A
RAIA
O
padrinho tinha mandado palavra: precisava de ter dois dedos de conversa. Gostava
muito do padrinho e estava com ele muitas vezes, embora isso acontecesse com
menos frequência, desde que este ficara entravado. Abraçaram-se com amizade. O
padrinho era um proprietário agrícola, descendente de um morgado. Era uma
pessoa nobre e justa, que não negava a merecida ajuda a quem dela precisasse.
Isso já lhe tinha causado alguns problemas, no passado, dos quais um advogado
famoso, da capital, o tinha livrado. Era um homem respeitado por todos e
venerado por muitos. Sorvidos os primeiros goles de néctar dionisíaco, surgiu o
pedido.
«Preciso que me faças um favor. Trata-se do
filho de uma pessoa a quem devo muito.»
A
sentença estava dada. A resposta não podia deixar de ser positiva. Faustino
poisou o copo devagar e fitou o padrinho. Pelo ar dele não devia ser coisa boa.
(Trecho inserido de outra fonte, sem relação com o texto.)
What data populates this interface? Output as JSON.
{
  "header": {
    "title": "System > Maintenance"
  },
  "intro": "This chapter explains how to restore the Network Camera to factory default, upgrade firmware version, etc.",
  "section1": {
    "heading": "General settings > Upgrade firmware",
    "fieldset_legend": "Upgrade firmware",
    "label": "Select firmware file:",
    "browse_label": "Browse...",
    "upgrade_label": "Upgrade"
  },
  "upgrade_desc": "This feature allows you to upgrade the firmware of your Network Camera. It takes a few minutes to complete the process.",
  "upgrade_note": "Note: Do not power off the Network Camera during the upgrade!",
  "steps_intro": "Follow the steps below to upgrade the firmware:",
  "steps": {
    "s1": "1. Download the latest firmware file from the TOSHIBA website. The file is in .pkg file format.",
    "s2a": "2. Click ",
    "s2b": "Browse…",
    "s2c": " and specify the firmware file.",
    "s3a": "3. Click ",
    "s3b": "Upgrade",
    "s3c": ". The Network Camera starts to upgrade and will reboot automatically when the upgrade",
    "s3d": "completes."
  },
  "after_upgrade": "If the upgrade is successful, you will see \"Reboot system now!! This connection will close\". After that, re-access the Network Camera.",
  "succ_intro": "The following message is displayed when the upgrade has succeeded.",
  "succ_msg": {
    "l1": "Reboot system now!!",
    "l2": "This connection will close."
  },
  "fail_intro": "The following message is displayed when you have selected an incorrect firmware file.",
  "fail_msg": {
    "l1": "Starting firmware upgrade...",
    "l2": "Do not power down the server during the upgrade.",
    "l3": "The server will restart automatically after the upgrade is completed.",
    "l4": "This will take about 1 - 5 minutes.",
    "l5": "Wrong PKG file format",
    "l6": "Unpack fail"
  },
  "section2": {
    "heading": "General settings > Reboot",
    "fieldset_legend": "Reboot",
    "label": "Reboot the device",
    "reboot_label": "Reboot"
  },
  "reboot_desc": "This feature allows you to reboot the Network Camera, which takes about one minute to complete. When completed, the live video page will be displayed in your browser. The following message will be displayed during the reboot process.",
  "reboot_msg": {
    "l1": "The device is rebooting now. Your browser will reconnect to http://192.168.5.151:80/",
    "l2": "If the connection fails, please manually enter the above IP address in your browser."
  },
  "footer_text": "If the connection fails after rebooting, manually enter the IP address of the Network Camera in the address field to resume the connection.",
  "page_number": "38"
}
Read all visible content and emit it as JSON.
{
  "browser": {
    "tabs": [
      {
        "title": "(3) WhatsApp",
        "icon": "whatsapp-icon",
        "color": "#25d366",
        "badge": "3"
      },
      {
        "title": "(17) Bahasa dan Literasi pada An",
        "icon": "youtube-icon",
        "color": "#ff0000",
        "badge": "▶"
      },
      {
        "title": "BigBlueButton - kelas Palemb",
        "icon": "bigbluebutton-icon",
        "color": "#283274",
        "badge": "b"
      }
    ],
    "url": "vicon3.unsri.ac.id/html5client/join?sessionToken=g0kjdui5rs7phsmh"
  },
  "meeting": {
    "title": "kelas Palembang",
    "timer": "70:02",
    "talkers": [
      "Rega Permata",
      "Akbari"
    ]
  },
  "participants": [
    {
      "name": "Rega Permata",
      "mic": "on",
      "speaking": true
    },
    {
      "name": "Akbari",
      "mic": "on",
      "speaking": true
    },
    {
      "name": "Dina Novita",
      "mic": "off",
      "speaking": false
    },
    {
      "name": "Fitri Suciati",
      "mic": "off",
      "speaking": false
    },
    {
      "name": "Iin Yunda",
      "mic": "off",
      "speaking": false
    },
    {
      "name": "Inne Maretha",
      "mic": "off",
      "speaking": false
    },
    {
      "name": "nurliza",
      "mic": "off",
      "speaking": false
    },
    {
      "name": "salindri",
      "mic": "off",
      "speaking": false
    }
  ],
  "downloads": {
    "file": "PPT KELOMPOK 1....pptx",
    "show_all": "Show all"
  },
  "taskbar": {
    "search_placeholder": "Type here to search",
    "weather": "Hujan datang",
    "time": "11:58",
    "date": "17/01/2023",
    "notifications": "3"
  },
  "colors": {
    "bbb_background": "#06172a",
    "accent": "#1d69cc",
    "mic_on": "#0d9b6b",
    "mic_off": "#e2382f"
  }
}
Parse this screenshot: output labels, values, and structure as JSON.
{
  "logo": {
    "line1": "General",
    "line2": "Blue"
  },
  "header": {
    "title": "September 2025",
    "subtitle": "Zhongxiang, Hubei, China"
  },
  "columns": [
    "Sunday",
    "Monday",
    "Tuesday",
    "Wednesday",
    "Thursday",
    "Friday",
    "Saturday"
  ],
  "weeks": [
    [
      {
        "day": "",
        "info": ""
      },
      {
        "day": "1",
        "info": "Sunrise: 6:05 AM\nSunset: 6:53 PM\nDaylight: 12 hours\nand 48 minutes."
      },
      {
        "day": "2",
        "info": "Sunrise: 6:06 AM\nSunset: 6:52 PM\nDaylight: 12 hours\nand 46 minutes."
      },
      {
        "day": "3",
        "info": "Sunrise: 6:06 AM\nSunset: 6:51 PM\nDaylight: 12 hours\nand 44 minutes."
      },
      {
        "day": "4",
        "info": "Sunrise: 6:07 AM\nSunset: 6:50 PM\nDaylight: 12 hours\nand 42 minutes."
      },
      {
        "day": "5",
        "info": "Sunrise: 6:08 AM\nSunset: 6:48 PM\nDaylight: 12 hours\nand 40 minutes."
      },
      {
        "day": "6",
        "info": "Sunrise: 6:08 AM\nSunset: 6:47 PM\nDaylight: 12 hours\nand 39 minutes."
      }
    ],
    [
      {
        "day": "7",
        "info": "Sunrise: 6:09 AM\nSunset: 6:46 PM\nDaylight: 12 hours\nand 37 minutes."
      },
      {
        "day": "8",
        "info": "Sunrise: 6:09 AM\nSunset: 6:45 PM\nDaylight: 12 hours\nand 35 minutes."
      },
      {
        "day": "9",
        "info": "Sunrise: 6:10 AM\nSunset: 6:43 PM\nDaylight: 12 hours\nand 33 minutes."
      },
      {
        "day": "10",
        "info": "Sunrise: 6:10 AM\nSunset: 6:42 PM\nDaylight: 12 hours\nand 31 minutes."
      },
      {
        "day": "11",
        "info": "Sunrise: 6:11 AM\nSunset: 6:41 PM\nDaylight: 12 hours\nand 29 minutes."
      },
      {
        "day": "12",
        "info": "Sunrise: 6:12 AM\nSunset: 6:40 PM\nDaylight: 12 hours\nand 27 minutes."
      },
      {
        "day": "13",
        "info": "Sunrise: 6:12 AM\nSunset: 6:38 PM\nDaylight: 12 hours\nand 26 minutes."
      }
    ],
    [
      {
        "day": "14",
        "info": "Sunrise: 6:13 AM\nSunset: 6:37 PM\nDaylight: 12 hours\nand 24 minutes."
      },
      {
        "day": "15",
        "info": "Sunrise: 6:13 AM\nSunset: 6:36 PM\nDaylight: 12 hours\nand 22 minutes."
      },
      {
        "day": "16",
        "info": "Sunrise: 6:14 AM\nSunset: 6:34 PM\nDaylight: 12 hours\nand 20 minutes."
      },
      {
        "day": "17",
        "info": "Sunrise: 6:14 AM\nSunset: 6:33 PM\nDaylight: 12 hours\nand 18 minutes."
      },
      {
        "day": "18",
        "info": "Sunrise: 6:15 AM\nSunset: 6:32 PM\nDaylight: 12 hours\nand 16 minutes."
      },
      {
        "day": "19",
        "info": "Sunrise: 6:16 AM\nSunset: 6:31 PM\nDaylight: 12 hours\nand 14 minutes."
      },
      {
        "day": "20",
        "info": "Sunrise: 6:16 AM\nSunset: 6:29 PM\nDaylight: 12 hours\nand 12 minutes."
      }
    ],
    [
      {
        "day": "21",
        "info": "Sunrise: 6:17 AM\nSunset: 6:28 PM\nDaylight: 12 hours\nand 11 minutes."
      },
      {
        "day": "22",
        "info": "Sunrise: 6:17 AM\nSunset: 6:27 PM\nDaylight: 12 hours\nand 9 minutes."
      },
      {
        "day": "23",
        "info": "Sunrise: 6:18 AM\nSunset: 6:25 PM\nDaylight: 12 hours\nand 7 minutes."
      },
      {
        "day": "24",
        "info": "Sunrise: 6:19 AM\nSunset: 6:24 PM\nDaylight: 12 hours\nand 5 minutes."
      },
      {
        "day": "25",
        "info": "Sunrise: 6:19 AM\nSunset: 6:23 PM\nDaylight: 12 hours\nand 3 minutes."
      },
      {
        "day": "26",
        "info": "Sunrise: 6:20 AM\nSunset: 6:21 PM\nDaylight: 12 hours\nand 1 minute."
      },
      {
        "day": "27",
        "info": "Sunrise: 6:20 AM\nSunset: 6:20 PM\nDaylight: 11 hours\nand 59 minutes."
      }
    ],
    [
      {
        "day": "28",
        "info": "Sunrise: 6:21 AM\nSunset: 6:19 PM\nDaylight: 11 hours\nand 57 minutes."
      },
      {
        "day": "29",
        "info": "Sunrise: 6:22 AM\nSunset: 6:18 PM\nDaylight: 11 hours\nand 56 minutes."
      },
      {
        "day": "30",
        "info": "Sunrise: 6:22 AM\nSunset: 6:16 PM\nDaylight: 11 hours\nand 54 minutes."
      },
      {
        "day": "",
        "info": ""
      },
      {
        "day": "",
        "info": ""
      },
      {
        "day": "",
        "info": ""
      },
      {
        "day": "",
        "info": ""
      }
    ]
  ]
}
O filho do amigo andava fugido à PIDE-DGS e chegaria, mais ou menos, dentro de
uma semana a Figueira de Castelo Rodrigo. Ele tinha de o esconder durante o
tempo necessário para preparar o salto para Espanha. Tinha uma pessoa à espera,
do outro lado da fronteira, em Bouça, que o faria atravessar Espanha,
entregando-o, são e salvo, em França. O padrinho calou-se e deu-lhe tempo para
digerir a informação, depois segurou-o pelo pulso e fitou-o com ar sério.
«Isto é muito mais perigoso que fazer
contrabando ou ajudar um mancebo a fugir à guerra. Não confies em ninguém. Eu
não quero ser responsável pela tua prisão.»
«Não se preocupe padrinho. Eu trato do
assunto.»
Quem
ficou preocupado foi ele. Regressou a casa, a cismar no assunto. O último poiso
do fugitivo, antes da casa dele, era a Quinta do Torrão, junto à Guarda.
Aparelhou os três melhores cavalos e fez saber que iria passar uns dias na
Guarda, com os dois compadres: iam visitar umas feiras. Partiram quatro dias
depois, na antevéspera da chegada do fugitivo à Quinta do Torrão. Chegados à
cidade foram pernoitar num local que ficava nas imediações. Era apenas um
palheiro pertencente a um amigo que não o usava nessa altura do ano e que
desconhecia a sua presença. Nos dias seguintes patrulharam a imediações da
Quinta do Torrão, a pé. Um deles ficava a guardar os cavalos, vigiando a
entrada principal, os outros dois patrulhavam as restantes entradas da cidade.
Estavam um pouco a sul da Quinta do Torrão, pois queriam apanhar o jovem antes
de este chegar ao seu destino. Durante a noite estava sempre um de vigia. Foi
assim que viram chegar os carros dos militares, acompanhados de dois civis. As
suas suspeitas confirmavam-se: os pides tinham conseguido saber que o fugitivo
passaria por ali. No dia seguinte, desceram um pouco mais para sul o que foi
providencial. À tardinha, Faustino, viu surgir ao longe a carroça do vendedor
ambulante. Sentou-se no muro encostado ao pau, numa postura que aparentava mais
idade do que aquela que tinha. Vinham por um caminho secundário, o que era
perigoso para a carroça e isso apenas podia significar uma coisa.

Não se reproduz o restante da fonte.